Did you know that Asian American and Pacific Islander (AAPI) students are the largest minority group on the UMN Twin Cities’ campus? They make up fully 10 percent of the student population, and up until last year, there were no specific university resources geared towards those students. That has recently changed with the opening of the Asian American and Pacific Islander Resource Center (APARC), which recently moved to brand new space in Appleby 311 and is welcoming drop-ins.
The center is funded by a U.S. Department of Education grant received by Bic Ngo, an associate professor in the Department of Curriculum and Instruction, and Josephine Lee, a professor in the College of Liberal Arts. APARC fills a need on campus to create a space for AAPI students to reflect on their identities, develop their voice, find community and academic support. APARC Program Director Kong Her explains that “What we’ve been hearing from students is they feel they’re not being heard. [Asian American students] have different challenges that are often not acknowledged by the institution and need different resources than the very broad services multicultural student services provide.”
Program Coordinator Peter Limthongviratn further explains that AAPI students often are not valued in racial discourse. “Some students feel their struggle is not seen as a real struggle and that they don’t belong in students of color spaces. APARC is important because it provides a dedicated space and resources to affirm their struggle while providing help and support.”
Ngo emphasizes that the AAPI population in the UMN Twin Cities campus is uniquely in need of support because the students “reflect the state’s large AAPI population, which has the greatest concentration of AAPI in the U.S. interior, including the largest urban Hmong population in the world at 64,442. The state’s AAPI population is strikingly different from that of the U.S. as a whole, with 50.2 percent of them identifying as Southeast Asian. This is significant, because this means half of the AAPIs in Minnesota are refugees or children of refugees. Census data shows that Southeast Asian Americans have among the highest poverty rates and lowest educational attainment rates.”

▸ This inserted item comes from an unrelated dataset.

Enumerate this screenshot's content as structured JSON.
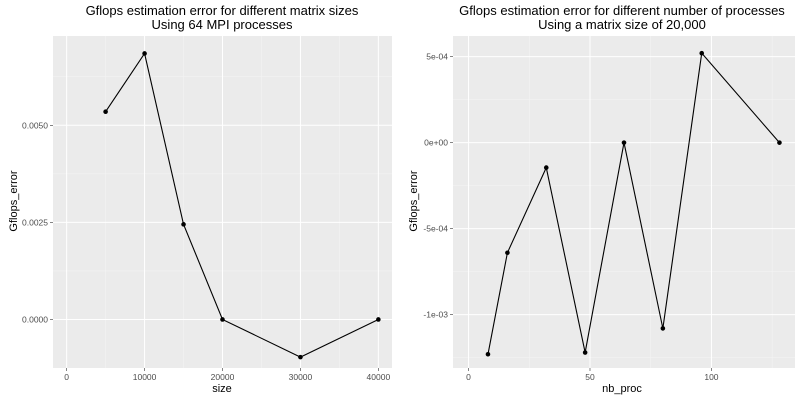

APARC is hoping to establish a relationship with the large Asian American community in the Twin Cities, especially the Hmong population. Her explains, “ In the Hmong community, the university is a renowned institution. Being able to establish APARC as resource center to support Hmong students strengthens that community connection.” This can help establish trust with students and families that they will be welcomed at the university and thrive here.
The center supports Asian American students by focusing on three areas: academic support, identity affirmation, and community. APARC provides AAPI tutors and writing consultants for who can relate to the AAPI experience. For instance, they often run into specific issues with AAPI students who feel torn between school and obligations at home. Often, people who are not AAPI don’t understand the obligation to family. They work with students on how to handle the pressure of family and communicate effectively with advisors and instructors.
APARC also helps students examine their AAPI identity through workshops, retreats, and lectures. “We want students to think about how to connect their identity to future careers and opportunities,” adds Limthongviratn.
The other area the center focuses on is cultivating a welcoming community for all AAPI students. “There was a disconnect of AAPI communities on campus,” says Her. “All the students groups are pocketed; Everyone does their own thing. There was a need to come together and create one whole community and that’s what we are trying to do.”